Юка вздохнула, но вопросов больше не задавала.
Наконец принесли ужин. И шашлык, и все сопутствующее было выше всяческих похвал. Тушенка и каша изрядно надоели, и они слопали по две порции. Юка на этом остановилась, а Данил, отдуваясь, заказал еще одну. Расправляясь с ней, он вдруг заметил стоящего у дороги и во все глаза глядящего на них пацана. Присмотрелся – тот самый, безбилетник!
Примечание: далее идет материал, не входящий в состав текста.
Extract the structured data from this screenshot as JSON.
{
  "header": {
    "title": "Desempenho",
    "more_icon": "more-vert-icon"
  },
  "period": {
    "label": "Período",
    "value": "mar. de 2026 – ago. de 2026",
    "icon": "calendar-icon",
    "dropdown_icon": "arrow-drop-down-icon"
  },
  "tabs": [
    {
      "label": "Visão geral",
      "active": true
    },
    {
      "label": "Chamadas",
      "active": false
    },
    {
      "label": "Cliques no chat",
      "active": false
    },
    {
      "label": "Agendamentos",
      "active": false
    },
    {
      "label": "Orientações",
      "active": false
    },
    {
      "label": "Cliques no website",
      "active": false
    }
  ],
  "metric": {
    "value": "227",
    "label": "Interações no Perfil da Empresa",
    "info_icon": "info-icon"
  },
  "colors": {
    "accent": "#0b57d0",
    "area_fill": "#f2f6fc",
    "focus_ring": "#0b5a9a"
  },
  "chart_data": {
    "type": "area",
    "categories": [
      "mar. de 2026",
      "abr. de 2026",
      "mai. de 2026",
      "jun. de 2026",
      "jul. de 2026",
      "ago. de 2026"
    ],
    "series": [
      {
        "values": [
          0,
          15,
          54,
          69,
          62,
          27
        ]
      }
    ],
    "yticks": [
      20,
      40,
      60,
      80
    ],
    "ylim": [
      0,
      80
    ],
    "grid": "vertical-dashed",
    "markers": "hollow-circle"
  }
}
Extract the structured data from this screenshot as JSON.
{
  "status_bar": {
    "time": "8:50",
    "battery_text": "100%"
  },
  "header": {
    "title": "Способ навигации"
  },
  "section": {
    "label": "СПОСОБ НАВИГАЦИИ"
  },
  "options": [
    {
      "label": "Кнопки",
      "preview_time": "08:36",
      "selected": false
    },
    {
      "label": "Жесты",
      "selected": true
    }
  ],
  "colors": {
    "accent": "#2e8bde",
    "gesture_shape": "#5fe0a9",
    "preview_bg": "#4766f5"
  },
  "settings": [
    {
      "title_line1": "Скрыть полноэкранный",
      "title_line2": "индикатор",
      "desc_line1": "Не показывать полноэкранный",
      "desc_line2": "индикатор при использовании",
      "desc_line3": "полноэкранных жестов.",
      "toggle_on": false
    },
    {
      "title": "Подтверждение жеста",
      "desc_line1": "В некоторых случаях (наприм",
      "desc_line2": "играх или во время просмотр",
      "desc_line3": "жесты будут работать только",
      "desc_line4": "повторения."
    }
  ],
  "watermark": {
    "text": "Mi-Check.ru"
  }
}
Стоит, рот открыл, куски глазами провожает. Аж не по себе стало, настолько голодным был его взгляд.
Сообразив, что его заметили, мальчуган дернулся и нерешительно побрел к веранде. И столько робости, столько беззащитности и отчаяния было в его одинокой фигурке, что Данила дрожь пробрала. Вот скотина, а ведь он еще заставил пацана на крыше ехать…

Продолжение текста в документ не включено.